Any careful observer of America’s trajectory since the rise of the religious right can not help but see this. Christopher Hitchens, who we mentioned at the start of this sermon series, said, “How dismal it is to see present day Americans yearning for the very orthodoxy their country was founded to escape.”

It is difficult in a culture such as ours, when nationalism and faith are so tightly interwoven, to raise a voice of objection against the all-too common idolatry of nation and race, but it must be done, for the sake of the nation, the church, and the future.

National idolatry is not a new problem. In the Hebrew Scriptures, God raised up prophets, men and women whose task it was to keep Israel and its leaders just and true. Most of them were repaid for their efforts with death. I have a Quaker pastor friend who, on the heels of 9/11, warned from the pulpit against the rush to war. He spoke at 11 AM and was unemployed by noon. Once a religion has allied itself with a nation, prophets become traitors.

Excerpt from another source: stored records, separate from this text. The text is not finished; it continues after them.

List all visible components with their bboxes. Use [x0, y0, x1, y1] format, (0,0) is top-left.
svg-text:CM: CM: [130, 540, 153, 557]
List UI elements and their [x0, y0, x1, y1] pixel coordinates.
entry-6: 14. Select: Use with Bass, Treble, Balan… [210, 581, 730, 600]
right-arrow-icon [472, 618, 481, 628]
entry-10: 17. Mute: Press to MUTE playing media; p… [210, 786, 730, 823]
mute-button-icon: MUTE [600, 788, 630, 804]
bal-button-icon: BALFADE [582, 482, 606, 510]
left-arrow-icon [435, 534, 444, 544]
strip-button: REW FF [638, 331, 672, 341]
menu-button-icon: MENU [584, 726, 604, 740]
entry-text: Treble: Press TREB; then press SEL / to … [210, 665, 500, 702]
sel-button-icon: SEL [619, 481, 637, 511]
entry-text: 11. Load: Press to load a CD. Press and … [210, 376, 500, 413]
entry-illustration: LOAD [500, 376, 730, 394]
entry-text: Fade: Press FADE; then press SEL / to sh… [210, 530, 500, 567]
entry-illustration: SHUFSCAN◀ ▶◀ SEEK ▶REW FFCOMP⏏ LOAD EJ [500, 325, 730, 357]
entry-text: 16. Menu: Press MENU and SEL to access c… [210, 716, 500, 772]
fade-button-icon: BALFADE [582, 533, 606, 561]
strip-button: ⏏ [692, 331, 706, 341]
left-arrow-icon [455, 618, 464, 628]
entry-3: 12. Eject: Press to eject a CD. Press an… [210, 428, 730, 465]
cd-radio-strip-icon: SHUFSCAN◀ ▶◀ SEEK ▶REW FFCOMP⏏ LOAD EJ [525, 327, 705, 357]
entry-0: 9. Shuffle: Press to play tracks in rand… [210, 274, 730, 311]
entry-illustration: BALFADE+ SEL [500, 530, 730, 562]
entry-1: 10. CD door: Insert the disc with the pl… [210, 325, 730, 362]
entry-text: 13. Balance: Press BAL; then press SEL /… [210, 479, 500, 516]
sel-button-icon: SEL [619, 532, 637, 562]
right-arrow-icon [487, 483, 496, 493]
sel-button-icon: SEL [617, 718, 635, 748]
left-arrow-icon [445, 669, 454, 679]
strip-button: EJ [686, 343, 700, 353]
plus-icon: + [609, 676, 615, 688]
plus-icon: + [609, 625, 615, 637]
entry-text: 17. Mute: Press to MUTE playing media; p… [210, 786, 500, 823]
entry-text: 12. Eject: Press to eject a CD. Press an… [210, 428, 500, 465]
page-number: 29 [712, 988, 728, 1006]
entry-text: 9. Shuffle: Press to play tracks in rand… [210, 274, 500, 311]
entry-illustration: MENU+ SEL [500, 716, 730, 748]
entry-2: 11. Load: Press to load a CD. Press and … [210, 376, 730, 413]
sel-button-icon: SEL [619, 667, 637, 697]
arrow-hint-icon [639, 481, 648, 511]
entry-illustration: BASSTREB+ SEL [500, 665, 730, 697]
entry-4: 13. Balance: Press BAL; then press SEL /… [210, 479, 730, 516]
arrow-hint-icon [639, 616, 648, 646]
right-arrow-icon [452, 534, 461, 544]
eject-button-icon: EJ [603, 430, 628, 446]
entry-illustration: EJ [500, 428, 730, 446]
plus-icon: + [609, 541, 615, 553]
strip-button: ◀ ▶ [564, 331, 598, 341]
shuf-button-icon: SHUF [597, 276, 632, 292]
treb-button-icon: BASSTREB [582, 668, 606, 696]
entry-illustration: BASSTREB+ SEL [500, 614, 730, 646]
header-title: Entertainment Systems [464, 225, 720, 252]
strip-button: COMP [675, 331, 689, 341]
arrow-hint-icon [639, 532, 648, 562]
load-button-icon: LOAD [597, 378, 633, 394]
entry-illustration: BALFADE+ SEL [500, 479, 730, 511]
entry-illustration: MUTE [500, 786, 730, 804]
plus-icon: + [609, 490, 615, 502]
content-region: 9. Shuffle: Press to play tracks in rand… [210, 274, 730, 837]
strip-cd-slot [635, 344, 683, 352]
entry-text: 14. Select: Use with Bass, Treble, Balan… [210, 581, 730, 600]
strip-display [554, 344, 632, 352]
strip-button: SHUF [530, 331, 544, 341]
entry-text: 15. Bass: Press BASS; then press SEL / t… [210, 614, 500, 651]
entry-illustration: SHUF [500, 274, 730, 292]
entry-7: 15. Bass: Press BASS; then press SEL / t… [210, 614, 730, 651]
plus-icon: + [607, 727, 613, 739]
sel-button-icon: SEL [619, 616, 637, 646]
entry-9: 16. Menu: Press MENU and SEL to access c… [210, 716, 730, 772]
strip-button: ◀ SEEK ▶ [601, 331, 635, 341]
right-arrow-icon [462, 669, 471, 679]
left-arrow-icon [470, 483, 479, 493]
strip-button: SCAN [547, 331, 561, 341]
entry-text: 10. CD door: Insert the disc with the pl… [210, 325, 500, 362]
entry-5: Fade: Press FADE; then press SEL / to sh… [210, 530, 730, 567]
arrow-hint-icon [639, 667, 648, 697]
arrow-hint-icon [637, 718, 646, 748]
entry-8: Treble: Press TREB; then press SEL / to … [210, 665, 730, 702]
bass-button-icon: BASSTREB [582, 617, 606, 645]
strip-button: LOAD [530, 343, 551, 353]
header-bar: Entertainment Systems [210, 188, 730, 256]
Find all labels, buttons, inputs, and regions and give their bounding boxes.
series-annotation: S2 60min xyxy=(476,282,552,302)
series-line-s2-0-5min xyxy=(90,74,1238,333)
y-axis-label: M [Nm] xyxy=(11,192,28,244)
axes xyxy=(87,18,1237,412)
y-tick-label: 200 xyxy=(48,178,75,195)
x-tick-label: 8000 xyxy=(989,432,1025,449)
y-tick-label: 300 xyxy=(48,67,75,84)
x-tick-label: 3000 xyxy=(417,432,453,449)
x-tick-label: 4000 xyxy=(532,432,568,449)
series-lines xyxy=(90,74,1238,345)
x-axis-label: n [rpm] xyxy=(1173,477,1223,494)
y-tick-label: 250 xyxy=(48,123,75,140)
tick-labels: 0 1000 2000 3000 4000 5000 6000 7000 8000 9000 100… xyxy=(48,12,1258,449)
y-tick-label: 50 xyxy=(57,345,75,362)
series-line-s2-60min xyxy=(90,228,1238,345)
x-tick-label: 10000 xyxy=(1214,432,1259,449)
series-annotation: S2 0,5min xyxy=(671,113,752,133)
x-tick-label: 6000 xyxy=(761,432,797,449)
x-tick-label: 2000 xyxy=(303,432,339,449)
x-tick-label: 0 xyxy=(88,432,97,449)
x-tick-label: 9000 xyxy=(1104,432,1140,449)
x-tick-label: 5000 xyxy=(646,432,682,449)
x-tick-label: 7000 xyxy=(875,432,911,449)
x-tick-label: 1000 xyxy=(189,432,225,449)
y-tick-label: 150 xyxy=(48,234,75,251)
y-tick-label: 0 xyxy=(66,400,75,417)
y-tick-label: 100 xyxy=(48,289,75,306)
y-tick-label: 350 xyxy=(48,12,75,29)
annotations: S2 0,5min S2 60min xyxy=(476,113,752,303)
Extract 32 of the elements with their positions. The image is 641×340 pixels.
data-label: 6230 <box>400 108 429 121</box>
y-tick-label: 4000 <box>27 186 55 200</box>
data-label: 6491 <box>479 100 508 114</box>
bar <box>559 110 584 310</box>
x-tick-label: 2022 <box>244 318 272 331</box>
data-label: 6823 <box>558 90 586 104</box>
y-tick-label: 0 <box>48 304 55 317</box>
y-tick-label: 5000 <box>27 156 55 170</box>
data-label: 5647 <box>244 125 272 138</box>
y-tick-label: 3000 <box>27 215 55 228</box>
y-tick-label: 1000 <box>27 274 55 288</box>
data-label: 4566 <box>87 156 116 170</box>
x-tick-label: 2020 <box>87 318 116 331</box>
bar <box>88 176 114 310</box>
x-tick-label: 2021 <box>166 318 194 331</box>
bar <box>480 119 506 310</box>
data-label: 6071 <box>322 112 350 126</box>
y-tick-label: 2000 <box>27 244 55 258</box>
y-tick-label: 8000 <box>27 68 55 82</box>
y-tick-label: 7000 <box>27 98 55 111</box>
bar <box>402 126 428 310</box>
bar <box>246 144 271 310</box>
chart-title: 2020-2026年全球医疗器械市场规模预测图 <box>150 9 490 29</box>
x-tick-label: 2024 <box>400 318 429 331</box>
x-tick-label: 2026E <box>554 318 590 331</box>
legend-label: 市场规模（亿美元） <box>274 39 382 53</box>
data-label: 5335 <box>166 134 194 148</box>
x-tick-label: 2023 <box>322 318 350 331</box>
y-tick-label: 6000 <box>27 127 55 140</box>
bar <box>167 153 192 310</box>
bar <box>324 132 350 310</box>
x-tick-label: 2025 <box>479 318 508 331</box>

As Friends, we believe any religion that is good for us, but bad for others doesn’t merit our allegiance. We believe religion should make room, not push away. We believe the Light of God shines on all, and not a selective few. We applaud governments that are honest, open, and beneficial, and work to make them so by challenging governments that are deceitful, closed, and harmful. We are careful never to lend our moral or ethical weight to leaders who want only to use it for selfish and dangerous ends. We believe any religion which elevates some and diminishes others is a corrupt faith and has lost its way. We believe the strength of a nation isn’t measured in its wealth or military power, but in its commitment to justice, equality, and the betterment of all. Regrettably, many American Christians have forgotten what should never be forgotten—that the ultimate allegiance for the Christian isn’t to a flag, a party, or a president, but to a principle―to love God with all your heart, soul, strength, and mind, and to love your neighbor as you love yourself.